Just before you rush to your Google My Business listing to review your own business and ask all of your employees to do the same, we can’t emphasise the following enough: coming up with a load of fake reviews in an effort to artificially bolster your business is a really bad idea. Even if Google doesn’t penalise you for such fake reviews – which can definitely happen – customers can often easily spot them. It just comes across as a bit shameless and shifty. 

Anyway, your business will look more authentic if its reviews aren’t exclusively gleaming five-star write-ups. In fact, responding graciously and helpfully to negative reviews can even make your business look better than it would have otherwise done… and in the process, help it to rank higher in the search engines in the long run.

On-Page Signals 

As the term ‘on-page’ indicates, this factor is all about the various things that you do on your actual web pages to help them to rank better in the search engines. 

By that, we’re referring to such things as whether you’re using the most relevant and powerful keywords on your business’s web pages – including its location – as well as how consistent the name, address and phone number (NAP) information is across those pages. 

The meta title and meta description are also great places to include some keywords to boost your site’s on-page SEO. Be careful here, though – ‘keyword stuffing’, which is the practice of shoving keywords here, there and everywhere in an attempt to attract the attention of the search engines and to the annoyance of human users, doesn’t work. Or at least, it certainly doesn’t work anymore. 

Trustworthy Citations

The simplest way to describe this one is that it’s about how your site is mentioned – or ‘cited’ – in other parts of the web. Another way of putting it is that it concerns how easy it is to verify your business details from other sources online. 
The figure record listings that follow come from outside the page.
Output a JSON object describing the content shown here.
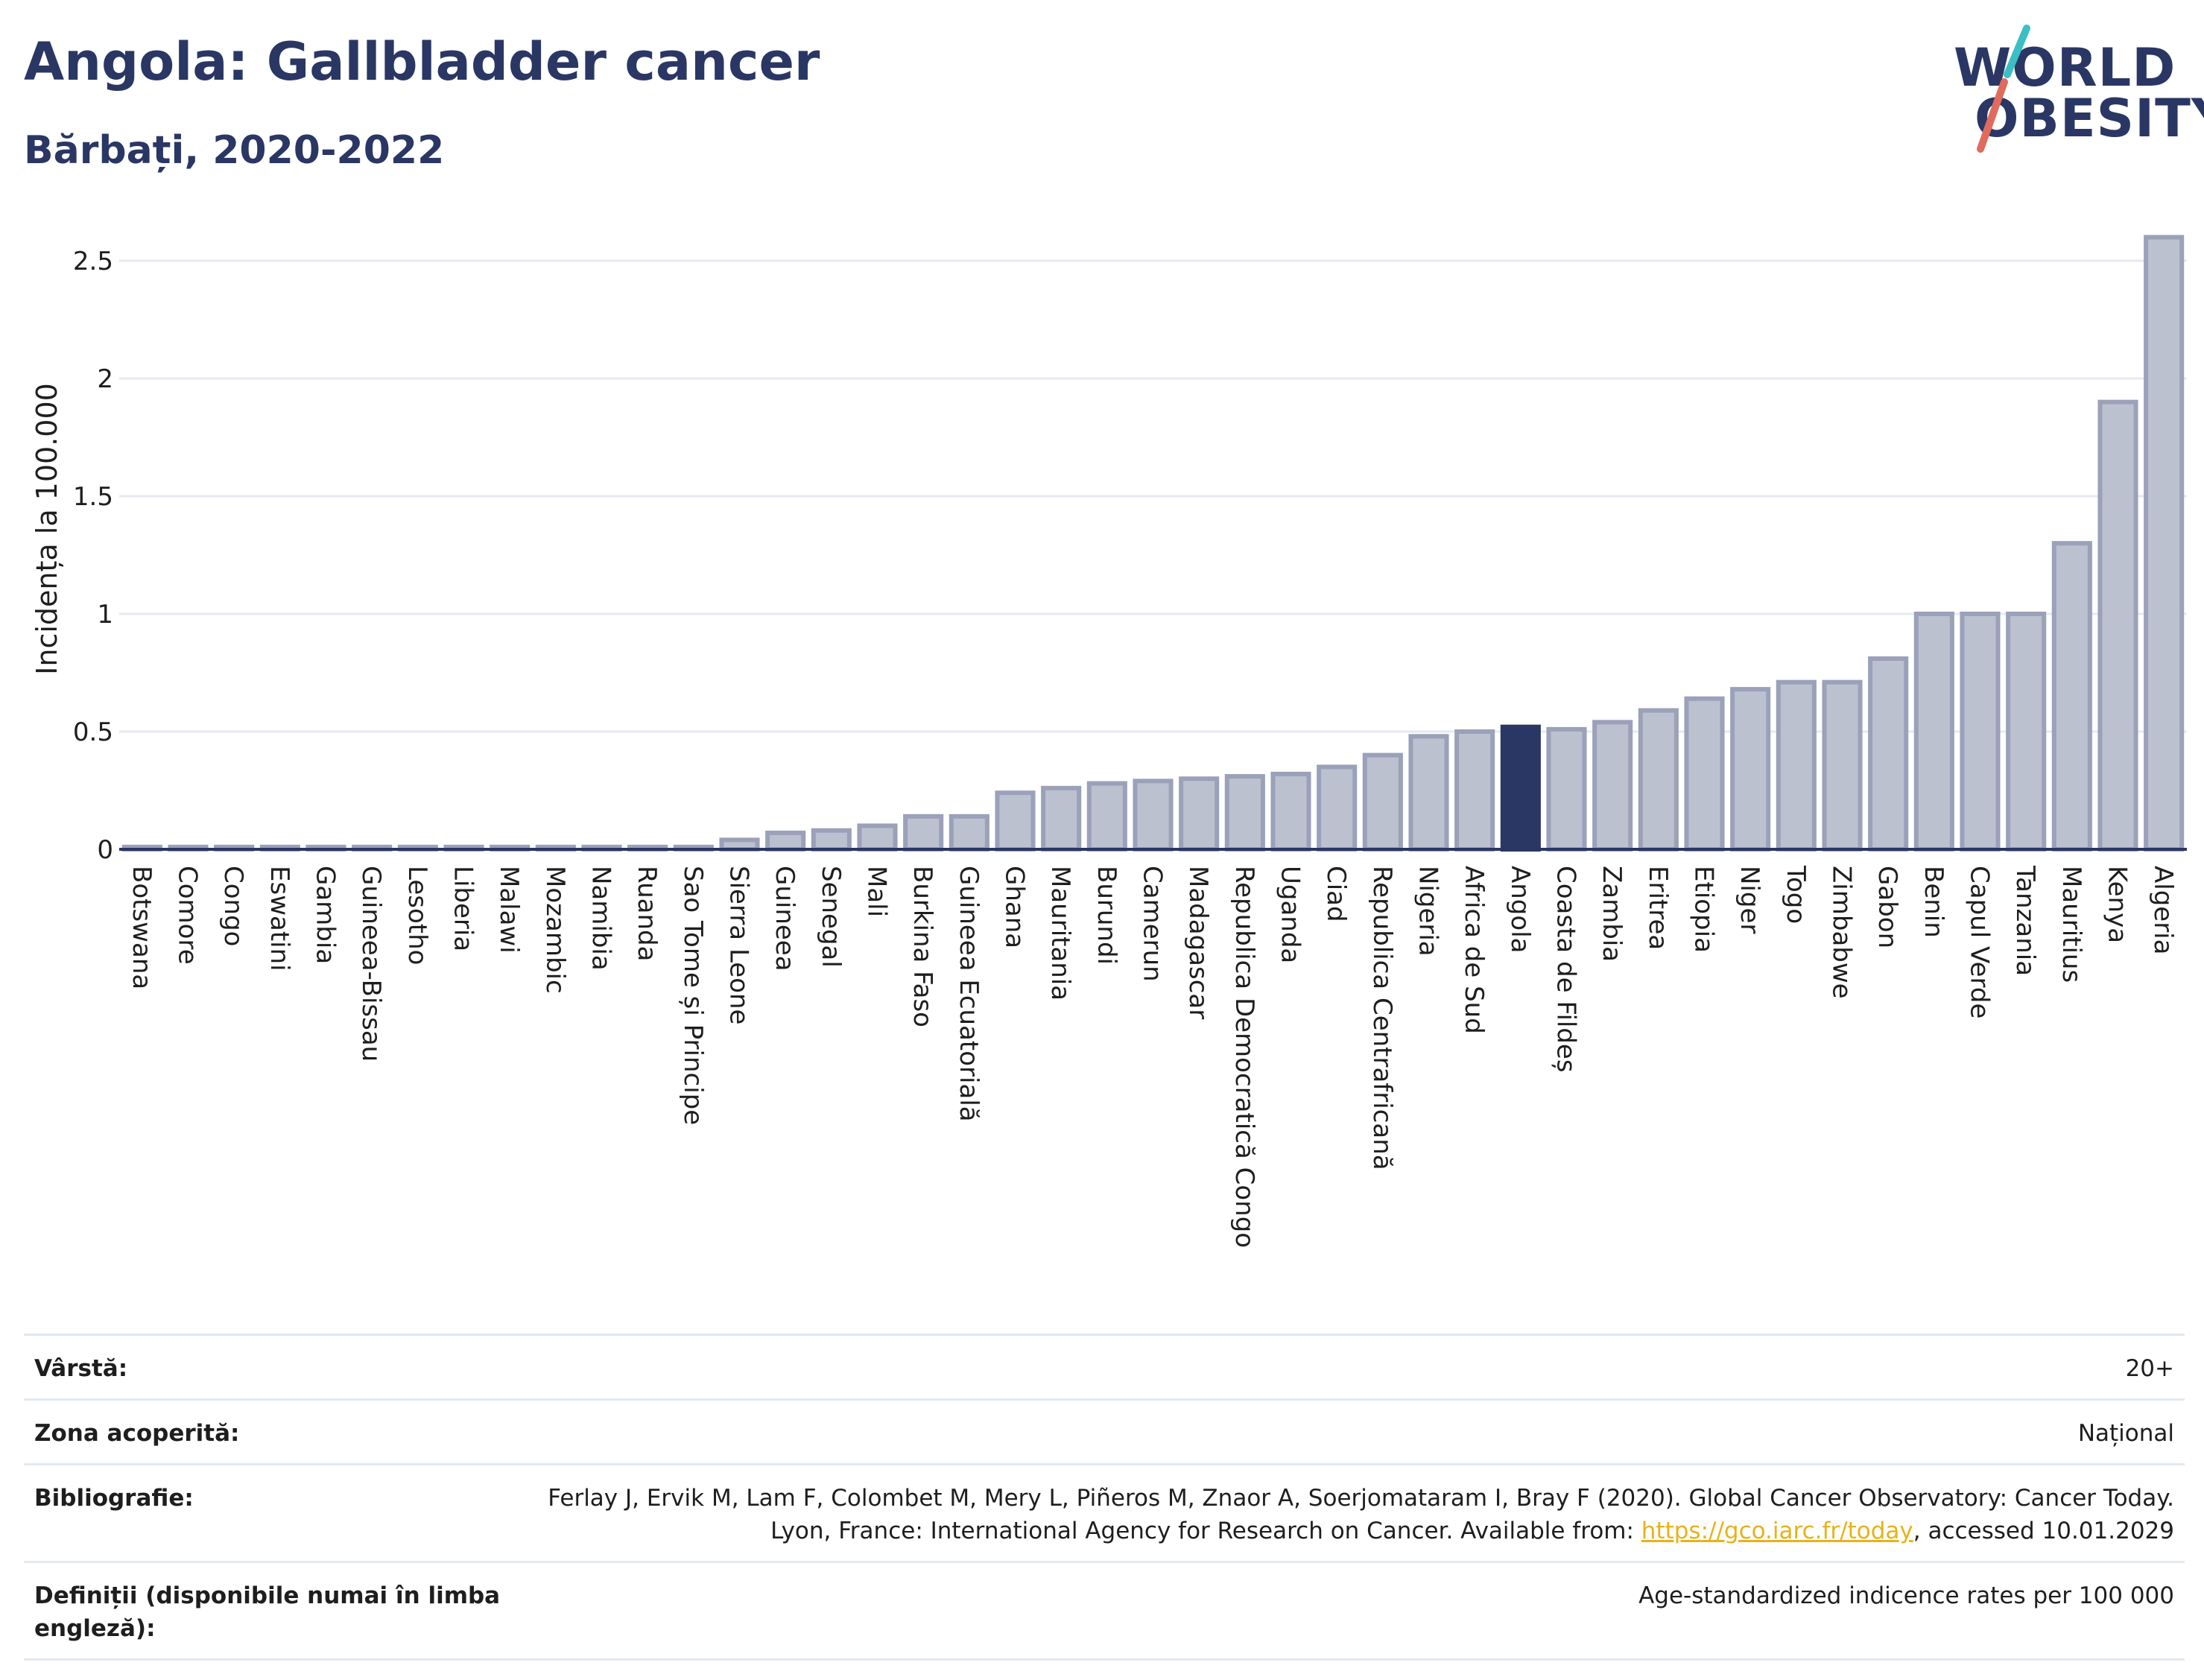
{
  "header": {
    "title": "Angola: Gallbladder cancer",
    "subtitle": "Bărbați, 2020-2022"
  },
  "logo": {
    "line1": "WORLD",
    "line2": "OBESITY",
    "colors": {
      "text": "#2a3764",
      "slash_top": "#3cbfc2",
      "slash_bottom": "#e06b5d"
    }
  },
  "chart_data": {
    "type": "bar",
    "ylabel": "Incidența la 100.000",
    "xlabel": "",
    "ylim": [
      0,
      2.7
    ],
    "yticks": [
      0,
      0.5,
      1,
      1.5,
      2,
      2.5
    ],
    "ytick_labels": [
      "0",
      "0.5",
      "1",
      "1.5",
      "2",
      "2.5"
    ],
    "grid": true,
    "highlight": "Angola",
    "colors": {
      "bar": "#bcc1d0",
      "bar_border": "#9aa1b8",
      "highlight": "#2a3764",
      "grid": "#e6eaf0",
      "axis": "#2a3764"
    },
    "categories": [
      "Botswana",
      "Comore",
      "Congo",
      "Eswatini",
      "Gambia",
      "Guineea-Bissau",
      "Lesotho",
      "Liberia",
      "Malawi",
      "Mozambic",
      "Namibia",
      "Ruanda",
      "Sao Tome și Principe",
      "Sierra Leone",
      "Guineea",
      "Senegal",
      "Mali",
      "Burkina Faso",
      "Guineea Ecuatorială",
      "Ghana",
      "Mauritania",
      "Burundi",
      "Camerun",
      "Madagascar",
      "Republica Democratică Congo",
      "Uganda",
      "Ciad",
      "Republica Centrafricană",
      "Nigeria",
      "Africa de Sud",
      "Angola",
      "Coasta de Fildeș",
      "Zambia",
      "Eritrea",
      "Etiopia",
      "Niger",
      "Togo",
      "Zimbabwe",
      "Gabon",
      "Benin",
      "Capul Verde",
      "Tanzania",
      "Mauritius",
      "Kenya",
      "Algeria"
    ],
    "values": [
      0.01,
      0.01,
      0.01,
      0.01,
      0.01,
      0.01,
      0.01,
      0.01,
      0.01,
      0.01,
      0.01,
      0.01,
      0.01,
      0.04,
      0.07,
      0.08,
      0.1,
      0.14,
      0.14,
      0.24,
      0.26,
      0.28,
      0.29,
      0.3,
      0.31,
      0.32,
      0.35,
      0.4,
      0.48,
      0.5,
      0.52,
      0.51,
      0.54,
      0.59,
      0.64,
      0.68,
      0.71,
      0.71,
      0.81,
      1.0,
      1.0,
      1.0,
      1.3,
      1.9,
      2.6
    ]
  },
  "info": {
    "age_label": "Vârstă:",
    "age_value": "20+",
    "area_label": "Zona acoperită:",
    "area_value": "Național",
    "biblio_label": "Bibliografie:",
    "biblio_text_1": "Ferlay J, Ervik M, Lam F, Colombet M, Mery L, Piñeros M, Znaor A, Soerjomataram I, Bray F (2020). Global Cancer Observatory: Cancer Today. Lyon, France: International Agency for Research on Cancer. Available from: ",
    "biblio_link": "https://gco.iarc.fr/today",
    "biblio_text_2": ", accessed 10.01.2029",
    "def_label": "Definiții (disponibile numai în limba engleză):",
    "def_value": "Age-standardized indicence rates per 100 000"
  }
}
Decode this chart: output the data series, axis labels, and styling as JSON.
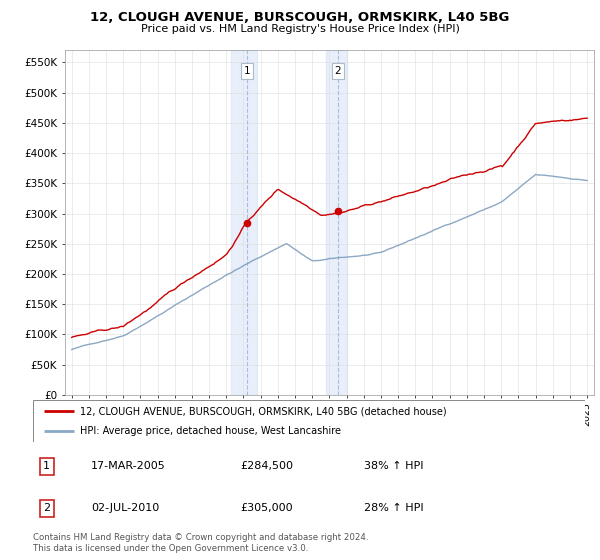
{
  "title_line1": "12, CLOUGH AVENUE, BURSCOUGH, ORMSKIRK, L40 5BG",
  "title_line2": "Price paid vs. HM Land Registry's House Price Index (HPI)",
  "ylabel_ticks": [
    "£0",
    "£50K",
    "£100K",
    "£150K",
    "£200K",
    "£250K",
    "£300K",
    "£350K",
    "£400K",
    "£450K",
    "£500K",
    "£550K"
  ],
  "ytick_values": [
    0,
    50000,
    100000,
    150000,
    200000,
    250000,
    300000,
    350000,
    400000,
    450000,
    500000,
    550000
  ],
  "ylim": [
    0,
    570000
  ],
  "x_start_year": 1995,
  "x_end_year": 2025,
  "red_color": "#cc0000",
  "blue_color": "#7799bb",
  "purchase1": {
    "label": "1",
    "date": "17-MAR-2005",
    "price": 284500,
    "hpi_pct": "38%",
    "year": 2005.21
  },
  "purchase2": {
    "label": "2",
    "date": "02-JUL-2010",
    "price": 305000,
    "hpi_pct": "28%",
    "year": 2010.5
  },
  "legend_line1": "12, CLOUGH AVENUE, BURSCOUGH, ORMSKIRK, L40 5BG (detached house)",
  "legend_line2": "HPI: Average price, detached house, West Lancashire",
  "footer": "Contains HM Land Registry data © Crown copyright and database right 2024.\nThis data is licensed under the Open Government Licence v3.0.",
  "shaded_region1_start": 2004.3,
  "shaded_region1_end": 2005.8,
  "shaded_region2_start": 2009.8,
  "shaded_region2_end": 2011.0,
  "background_color": "#ffffff",
  "grid_color": "#dddddd",
  "xlim_left": 1994.6,
  "xlim_right": 2025.4
}
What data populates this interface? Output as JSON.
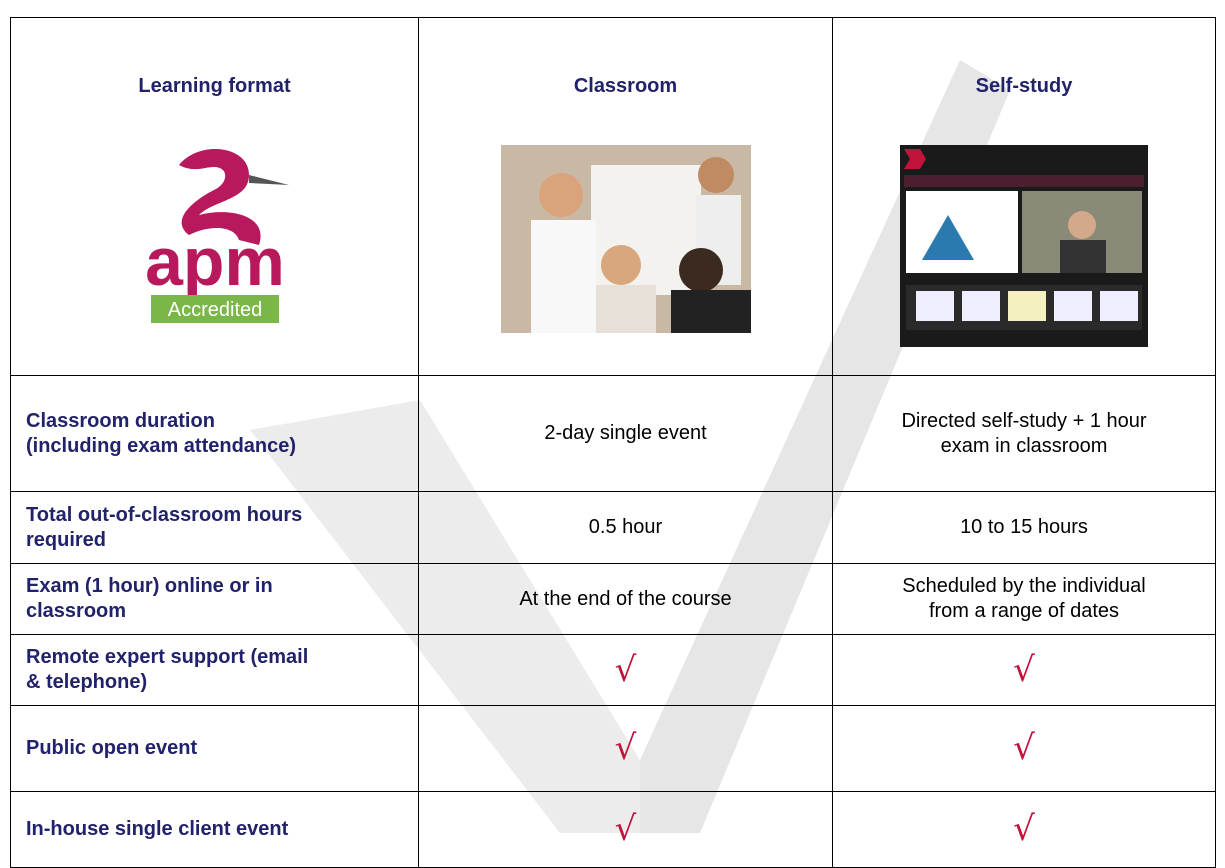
{
  "table": {
    "header": [
      "Learning format",
      "Classroom",
      "Self-study"
    ],
    "logo": {
      "mark": "apm",
      "badge": "Accredited"
    },
    "rows": [
      [
        "Classroom duration\n(including exam attendance)",
        "2-day single event",
        "Directed self-study + 1 hour\nexam in classroom"
      ],
      [
        "Total out-of-classroom hours\nrequired",
        "0.5 hour",
        "10 to 15 hours"
      ],
      [
        "Exam (1 hour) online or in\nclassroom",
        "At the end of the course",
        "Scheduled by the individual\nfrom a range of dates"
      ],
      [
        "Remote expert support (email\n& telephone)",
        "√",
        "√"
      ],
      [
        "Public open event",
        "√",
        "√"
      ],
      [
        "In-house single client event",
        "√",
        "√"
      ]
    ]
  }
}
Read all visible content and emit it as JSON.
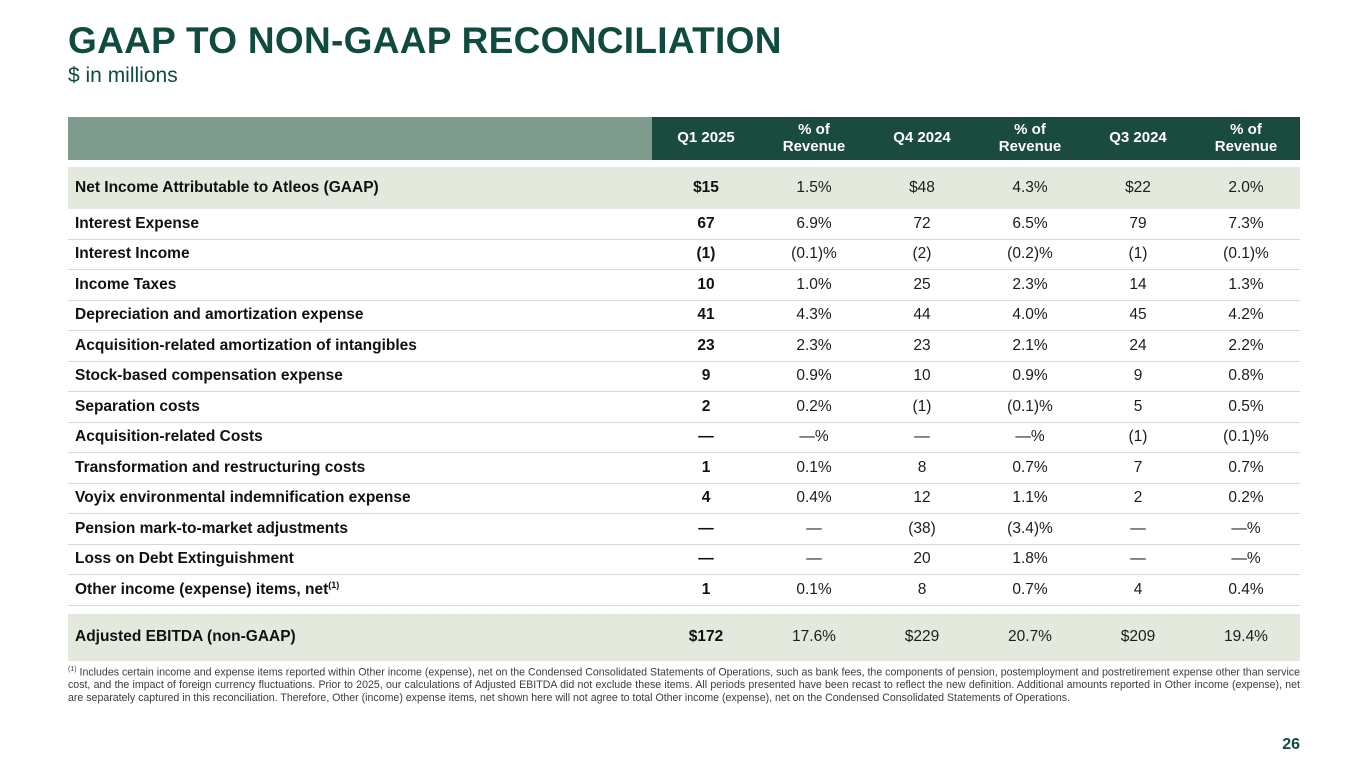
{
  "slide": {
    "title": "GAAP TO NON-GAAP RECONCILIATION",
    "subtitle": "$ in millions",
    "page_number": "26"
  },
  "colors": {
    "title_green": "#0F4C3F",
    "header_bg_green": "#1B4A3E",
    "header_label_sage": "#7E9C8D",
    "highlight_row_bg": "#E3E9DC",
    "row_separator": "#D8D8D8"
  },
  "table": {
    "columns": [
      "Q1 2025",
      "% of Revenue",
      "Q4 2024",
      "% of Revenue",
      "Q3 2024",
      "% of Revenue"
    ],
    "rows": [
      {
        "label": "Net Income Attributable to Atleos (GAAP)",
        "values": [
          "$15",
          "1.5%",
          "$48",
          "4.3%",
          "$22",
          "2.0%"
        ],
        "highlight": true
      },
      {
        "label": "Interest Expense",
        "values": [
          "67",
          "6.9%",
          "72",
          "6.5%",
          "79",
          "7.3%"
        ]
      },
      {
        "label": "Interest Income",
        "values": [
          "(1)",
          "(0.1)%",
          "(2)",
          "(0.2)%",
          "(1)",
          "(0.1)%"
        ]
      },
      {
        "label": "Income Taxes",
        "values": [
          "10",
          "1.0%",
          "25",
          "2.3%",
          "14",
          "1.3%"
        ]
      },
      {
        "label": "Depreciation and amortization expense",
        "values": [
          "41",
          "4.3%",
          "44",
          "4.0%",
          "45",
          "4.2%"
        ]
      },
      {
        "label": "Acquisition-related amortization of intangibles",
        "values": [
          "23",
          "2.3%",
          "23",
          "2.1%",
          "24",
          "2.2%"
        ]
      },
      {
        "label": "Stock-based compensation expense",
        "values": [
          "9",
          "0.9%",
          "10",
          "0.9%",
          "9",
          "0.8%"
        ]
      },
      {
        "label": "Separation costs",
        "values": [
          "2",
          "0.2%",
          "(1)",
          "(0.1)%",
          "5",
          "0.5%"
        ]
      },
      {
        "label": "Acquisition-related Costs",
        "values": [
          "—",
          "—%",
          "—",
          "—%",
          "(1)",
          "(0.1)%"
        ]
      },
      {
        "label": "Transformation and restructuring costs",
        "values": [
          "1",
          "0.1%",
          "8",
          "0.7%",
          "7",
          "0.7%"
        ]
      },
      {
        "label": "Voyix environmental indemnification expense",
        "values": [
          "4",
          "0.4%",
          "12",
          "1.1%",
          "2",
          "0.2%"
        ]
      },
      {
        "label": "Pension mark-to-market adjustments",
        "values": [
          "—",
          "—",
          "(38)",
          "(3.4)%",
          "—",
          "—%"
        ]
      },
      {
        "label": "Loss on Debt Extinguishment",
        "values": [
          "—",
          "—",
          "20",
          "1.8%",
          "—",
          "—%"
        ]
      },
      {
        "label": "Other income (expense) items, net",
        "sup": "(1)",
        "values": [
          "1",
          "0.1%",
          "8",
          "0.7%",
          "4",
          "0.4%"
        ]
      },
      {
        "label": "Adjusted EBITDA (non-GAAP)",
        "values": [
          "$172",
          "17.6%",
          "$229",
          "20.7%",
          "$209",
          "19.4%"
        ],
        "highlight": true,
        "total": true
      }
    ]
  },
  "footnote": {
    "marker": "(1)",
    "text": "Includes certain income and expense items reported within Other income (expense), net on the Condensed Consolidated Statements of Operations, such as bank fees, the components of pension, postemployment and postretirement expense other than service cost, and the impact of foreign currency fluctuations. Prior to 2025, our calculations of Adjusted EBITDA did not exclude these items. All periods presented have been recast to reflect the new definition. Additional amounts reported in Other income (expense), net are separately captured in this reconciliation. Therefore, Other (income) expense items, net shown here will not agree to total Other income (expense), net on the Condensed Consolidated Statements of Operations."
  }
}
Is your business, for example, listed in plenty of trusted online directories like Yelp or TripAdvisor? Are there also reviews of your business on other sites and social networks? And when your business does get mentioned by others online, is it consistently referred to using the same name, address and phone number? Yep, it’s that NAP factor again. 

The more such citation signals you can gather for your brand from sites that are credible in and of themselves, the more credible Google will also regard your brand as being. This, in turn, will translate into higher search engine rankings over time. 

User Behaviour

You might initially feel a little helpless when you learn what this one is. It’s about the actions that your audience takes when interacting with your business’s listing – which in turn, tells Google a lot about how prominently it should rank your site. 

There’s a lot of technical information about user behaviour that search engines collect. This includes the click-through rate, which is how frequently someone clicks on your business’s link in the search rankings compared to any other, as well as the bounce rate, which is the rate at which visitors head straight back to the search results immediately after landing on a given page. 

People ‘checking in’ to your business location will also impact on the Google rankings that your brand achieves, as will mobile clicks to call. The latter refers to mobile phone users selecting the option to call your business directly from the search results. As you might imagine, if people do it a lot with your firm, Google will reward you by improving your ranking. 

Social Signals 

Social signals have long caused confusion among local businesses because Google has given us conflicting information in the past about whether they do or don’t play a role in local SEO. However, there seems to be an emerging consensus that social signals do count among local SEO ranking factors, even though they don’t seem to carry as much weight as others. 

What we mean with social signals is the level and nature of the engagement that your business gets on social networks like Facebook and Twitter. As for how you can bolster your own local firm’s social signals… steps like growing your Facebook audience, likes and comments, as well as encouraging social media shares and accumulating followers on Twitter, will all help. 

So, there you have it – these are some of Google’s more influencing ranking factors that your local business really should be aware of.